Se o Chile é um exemplo histórico de uma ditadura neoliberal, como a de Pinochet, também o é de como a classe operária pode se organizar para construir seu próprio poder. Essa ditadura surgiu justamente para destruir a vanguarda operária que protagonizou os cordões operários, que foi o embrião de um duplo poder capaz de governar o país a partir de outra estrutura social. Essa memória histórica deve ser mantida viva entre todos os que querem lutar por uma revolução social no Chile.
Porque somos contra o voto útil
Compreendemos que parte da vanguarda de ativistas dessa luta contra o neoliberalismo está inclinada a votar na frente ampla contra o que seria um “mal maior”. A pressão para aderir ao voto útil é imensa dos dois lados: tanto a esquerda pede o voto contra a “ameaça fascista” quanto a direita pede voto contra a “ameaça comunista”, ainda que essas caracterizações não encontrem correspondência concreta nos programas e na prática apresentados de nenhum dos dois lados.

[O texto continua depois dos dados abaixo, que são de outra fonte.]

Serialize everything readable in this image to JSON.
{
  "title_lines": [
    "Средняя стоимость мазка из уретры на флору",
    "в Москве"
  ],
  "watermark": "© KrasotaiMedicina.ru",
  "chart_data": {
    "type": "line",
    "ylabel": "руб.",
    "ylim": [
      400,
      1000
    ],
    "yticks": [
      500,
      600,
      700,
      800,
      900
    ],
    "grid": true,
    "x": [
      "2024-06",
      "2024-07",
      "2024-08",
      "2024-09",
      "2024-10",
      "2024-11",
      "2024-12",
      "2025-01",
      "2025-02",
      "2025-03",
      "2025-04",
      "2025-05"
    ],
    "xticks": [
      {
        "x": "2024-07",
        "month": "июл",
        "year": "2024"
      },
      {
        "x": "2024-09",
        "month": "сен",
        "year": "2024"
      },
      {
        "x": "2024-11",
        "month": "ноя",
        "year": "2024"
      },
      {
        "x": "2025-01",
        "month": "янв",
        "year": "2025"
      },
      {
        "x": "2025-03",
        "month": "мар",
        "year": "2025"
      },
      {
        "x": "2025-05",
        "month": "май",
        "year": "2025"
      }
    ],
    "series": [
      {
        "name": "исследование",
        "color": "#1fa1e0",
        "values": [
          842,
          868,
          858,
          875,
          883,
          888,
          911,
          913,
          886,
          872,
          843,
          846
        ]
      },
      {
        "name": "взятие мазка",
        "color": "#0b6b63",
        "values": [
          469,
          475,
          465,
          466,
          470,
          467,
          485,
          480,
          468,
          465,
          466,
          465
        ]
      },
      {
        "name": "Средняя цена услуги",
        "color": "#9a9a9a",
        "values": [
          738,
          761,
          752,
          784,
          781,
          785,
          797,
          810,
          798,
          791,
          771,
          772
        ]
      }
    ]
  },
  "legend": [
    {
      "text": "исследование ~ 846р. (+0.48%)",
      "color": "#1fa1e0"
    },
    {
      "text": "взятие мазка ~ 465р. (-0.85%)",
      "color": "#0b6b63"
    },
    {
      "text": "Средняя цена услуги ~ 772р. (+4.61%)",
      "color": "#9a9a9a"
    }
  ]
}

O voto nas eleições é tático, e a melhor tática é aquela que melhor representa o programa da organização. O programa de um partido socialista deve ser, entre outras coisas, a expressão das necessidades da classe trabalhadora de seu país. No Chile de hoje, isso passa pelo combate às políticas neoliberais e o enfrentamento aos governos que a implementa, sejam eles de esquerda ou de direita. Por isso, somos contra o voto em Kast.
Dar apoio político ao regime atual seria um erro mortal para nosso projeto. Dar apoio político à candidatura Jara representaria a entrada na frente ampla, e desmoralizaria o programa da revolução socialista junto com toda a esquerda institucional do país. O voto em Jara representa a adesão ao projeto democrático neoliberal que criou os problemas que queremos resolver.
Porque defendemos o voto nulo
Ainda nos resta analisar o voto crítico em Jara e o voto Nulo. O voto crítico é chamar o voto na legenda, mas com a defesa de um programa independente, sem dar apoio político. O argumento para isso é de que Kast seria um governo muito pior, dado aquilo que tem intenção de fazer. O problema desse argumento é que ele desconsidera que um governo não faz aquilo que quer, mas aquilo que pode. A população não sabe quais são os problemas de um possível governo Kast porque não fez a experiência com ele ainda. Mas sabe quais são os problemas do atual governo da Frente Ampla, seja ele encabeçado por Boric ou por sua ministra.
Se o problema imediato das pessoas é o governo Boric, qualquer alternativa passa por estar contrário a esse governo, e não por minimizar os ataques neoliberais que ele desfere contra o povo. Especialmente em torno do que, para a maior parte da população, não passa de especulações e parte do “terrorismo eleitoral” utilizado pelos partidos de esquerda em todo o mundo para justificar o apoio político aos seus próprios governos.
Por isso, nessas eleições de 2025 do Chile, a melhor forma de expressar a oposição às políticas neoliberais e às ameaças golpistas é o voto nulo entre Jara e Kast. Nem apoio à continuação do atual governo, e nem apoio a uma oposição cujas propostas pioram as condições sociais do país.